I've wanted to make this argument in favour of _sometimes using_ skeuomorphic
(e.g. faux leather) design for a while:

All the other applications that come with Mac OS (say, iTunes, Mail.app, or
iPhoto) have clearly-defined, strongly-typed content "atoms"—respectively,
songs, messages, and pictures. The apps themselves just serve as magical
databases with filters and specifiers to find and manipulate that content.
They don't have to look like anything, because they're just "the box you put
your music in" or "the box your get your mail from."
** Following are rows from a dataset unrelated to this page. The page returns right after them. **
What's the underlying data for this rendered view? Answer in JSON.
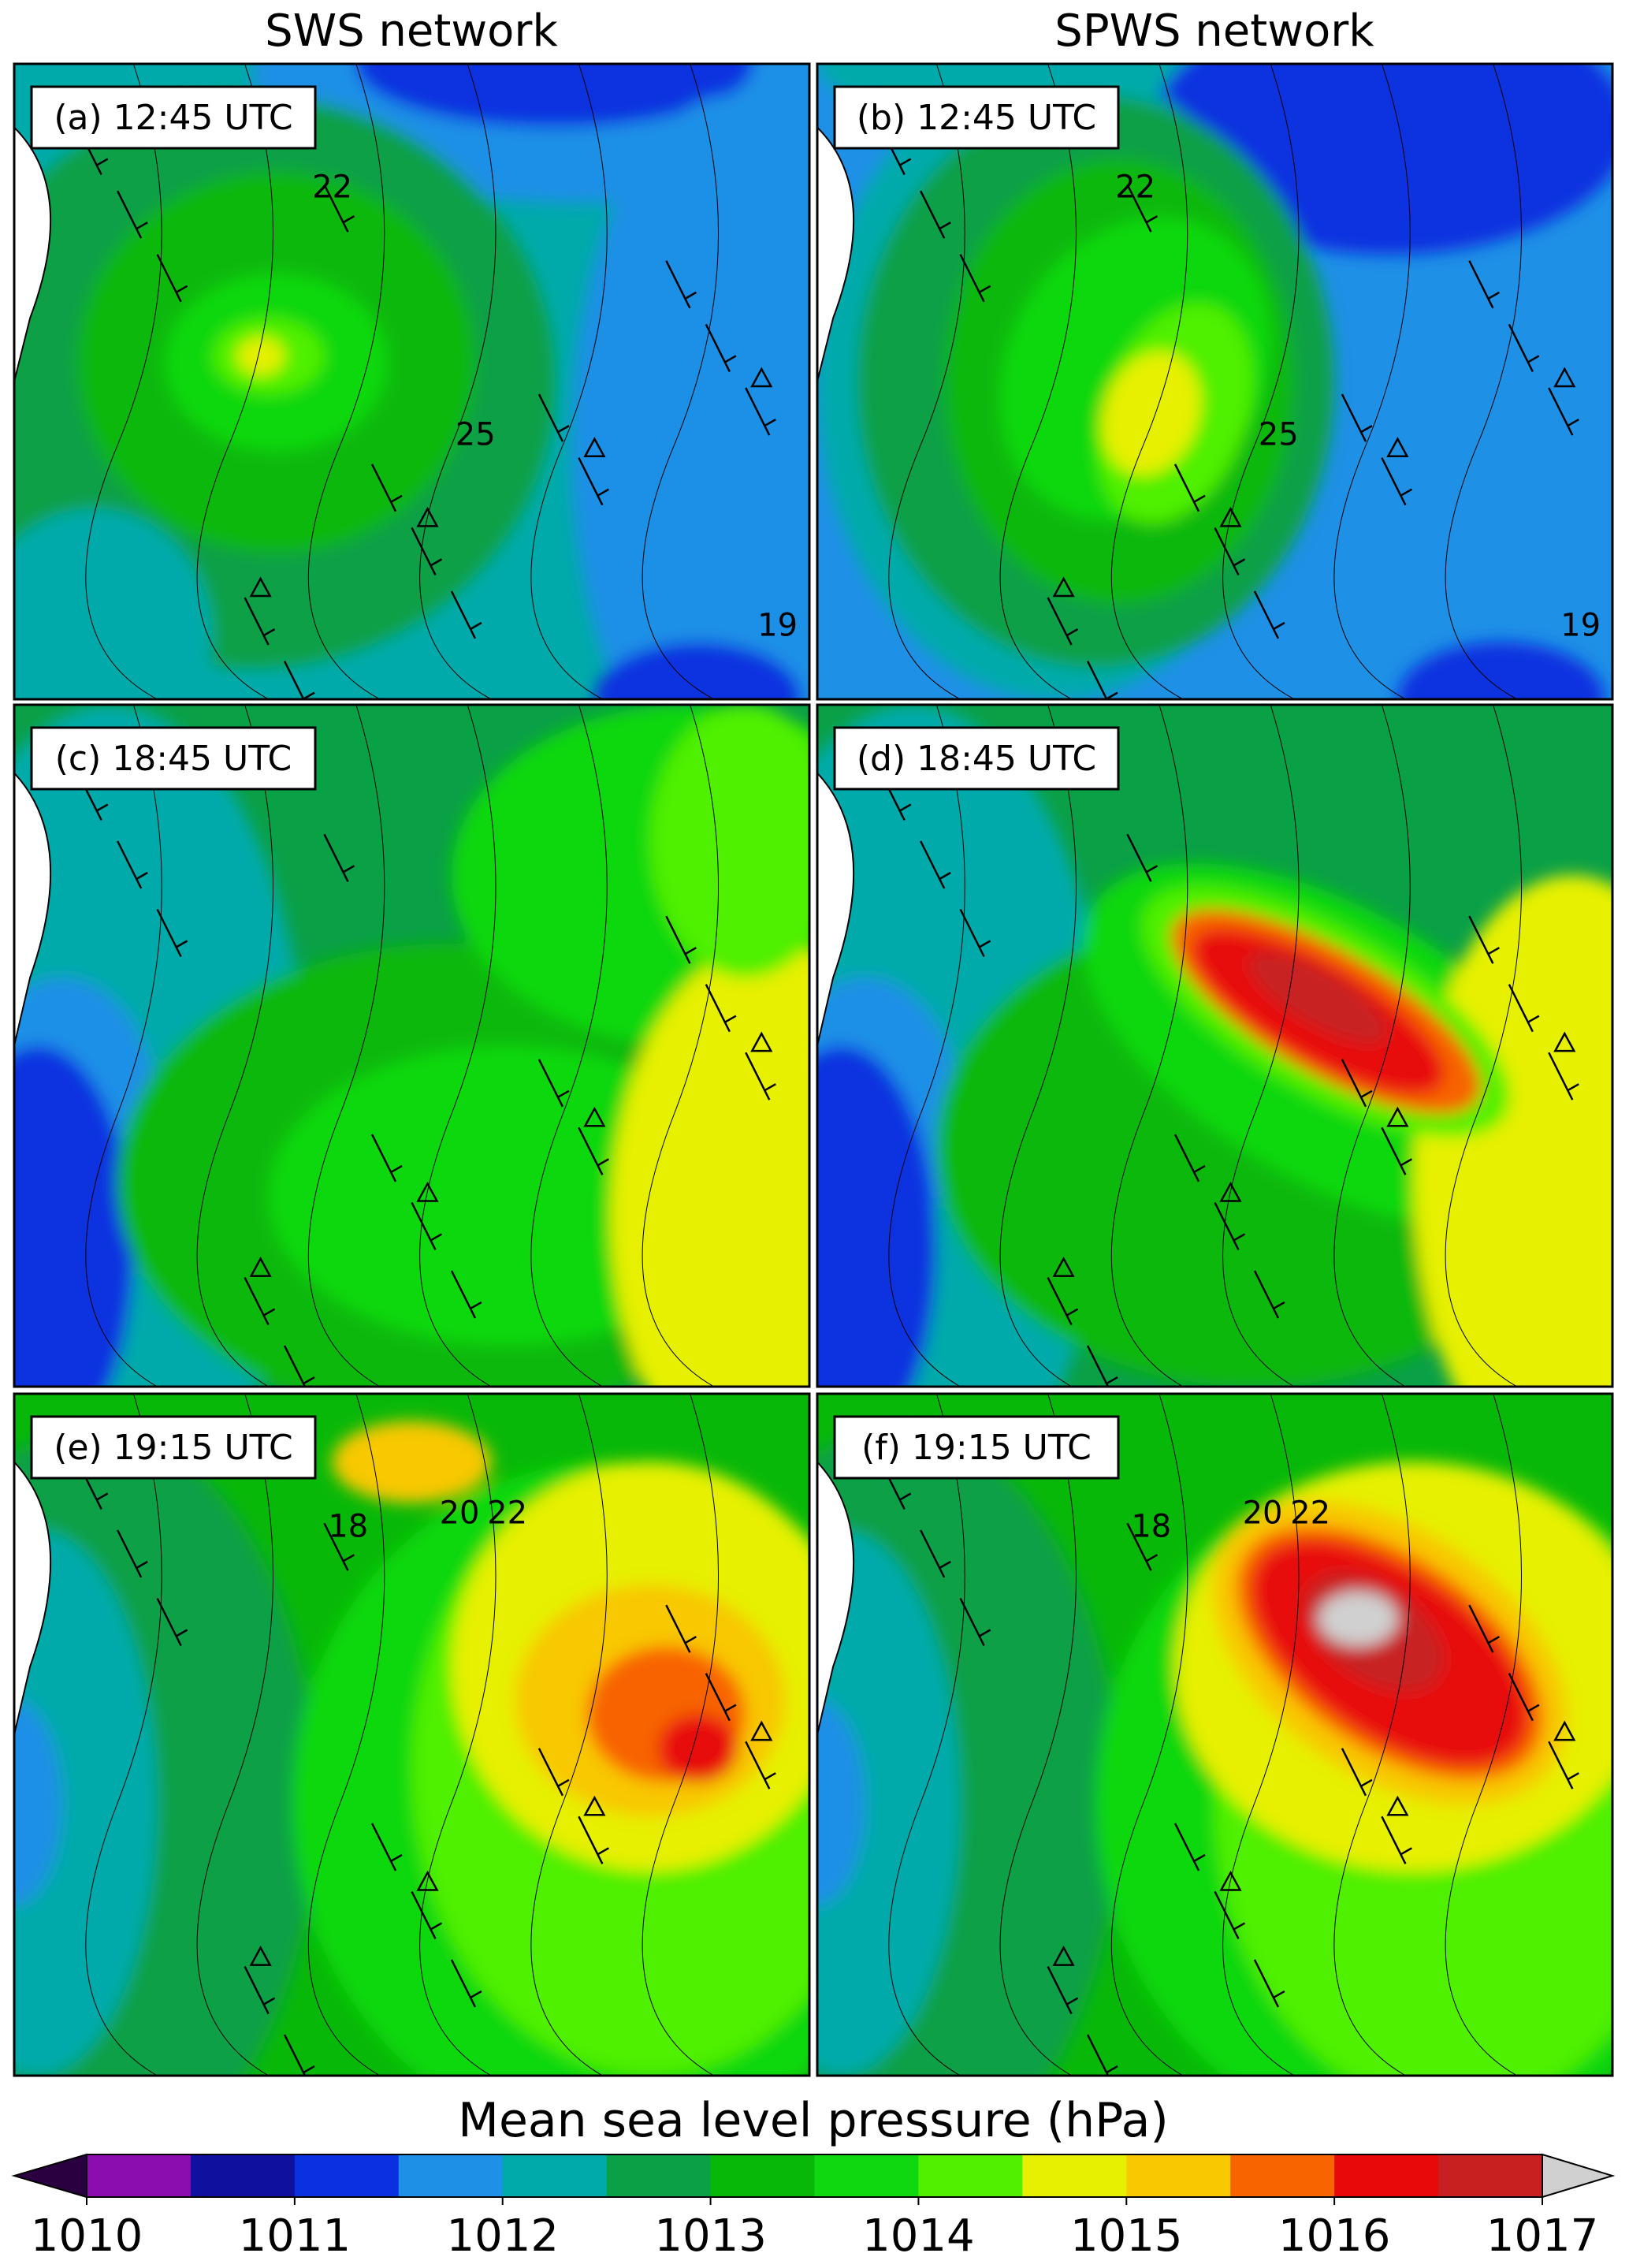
{
  "columns": [
    "SWS network",
    "SPWS network"
  ],
  "panels": [
    {
      "label": "(a) 12:45 UTC",
      "contour_labels": [
        22,
        25,
        19
      ]
    },
    {
      "label": "(b) 12:45 UTC",
      "contour_labels": [
        22,
        25,
        19
      ]
    },
    {
      "label": "(c) 18:45 UTC",
      "contour_labels": []
    },
    {
      "label": "(d) 18:45 UTC",
      "contour_labels": []
    },
    {
      "label": "(e) 19:15 UTC",
      "contour_labels": [
        18,
        20,
        22
      ]
    },
    {
      "label": "(f) 19:15 UTC",
      "contour_labels": [
        18,
        20,
        22
      ]
    }
  ],
  "colorbar": {
    "title": "Mean sea level pressure (hPa)",
    "min": 1010,
    "max": 1017,
    "ticks": [
      1010,
      1011,
      1012,
      1013,
      1014,
      1015,
      1016,
      1017
    ],
    "colors": [
      "#8a0db0",
      "#10109e",
      "#0a30e0",
      "#1e90e6",
      "#00aaaa",
      "#0aa046",
      "#08b808",
      "#10d810",
      "#50f000",
      "#e6f000",
      "#f8c800",
      "#f86400",
      "#e80a0a",
      "#c82020"
    ],
    "under_color": "#2a0040",
    "over_color": "#d0d0d0"
  }
}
iCal and Address Book are the two main applications in the default set that
break this pattern: they don't hold a clearly-defined type of content at all.
It's just raw information: information about events, and about people,
respectively. Because of this, you _could_ get away with simply using text
files for the same purpose, and nothing of value would be lost. It would even
be as easy to sort and search, if you have a good text editor.

So Apple needs to offer a value proposition that makes a user want to use
Address Book rather than a text file: familiarity in function and ease of
learning curve. In a more design-oriented view, in cases where the data itself
is arbitrary (you could technically store anything in a vCard), the software
must bring over the rules and constrictions of the physical medium to give the
proper context for the controls in the UI to actually afford their proper use.

A set of overlapping boxes means nothing; a set of overlapping boxes on a
screen that looks like a calendar suggests what you should use the boxes for.
A set of blank index cards seems to suggest no use whatsoever, until you bind
them into a familiar rolodex-like facade.

You can see the same thing play out with the iOS apps that Apple has given
design awards: the kind that hold strongly-typed information tend to get the
UI out of the user's way, and let the information stand paramount; while the
kind that hold raw data retain a strong skeuomorphic metaphor to suggest use
over-and-above "put text here."

------
tobylane
I'd fear giving Ive too much power/ego/etc, he needs to be grounded to do what
he does. At the other end of the scale, it has been said he wants to be in UK
more (duh :P), don't know what has changed there.

------
DodgyEggplant
There was one Steve Jobs. If only two people can replace him, it's a little
miracle. A master manager, and a master designer. They can continue w/o the
ego fights. Like Bill Hewlet and the other guy (JOKING! Please spare my
carma). They will do it, we all need them to do it.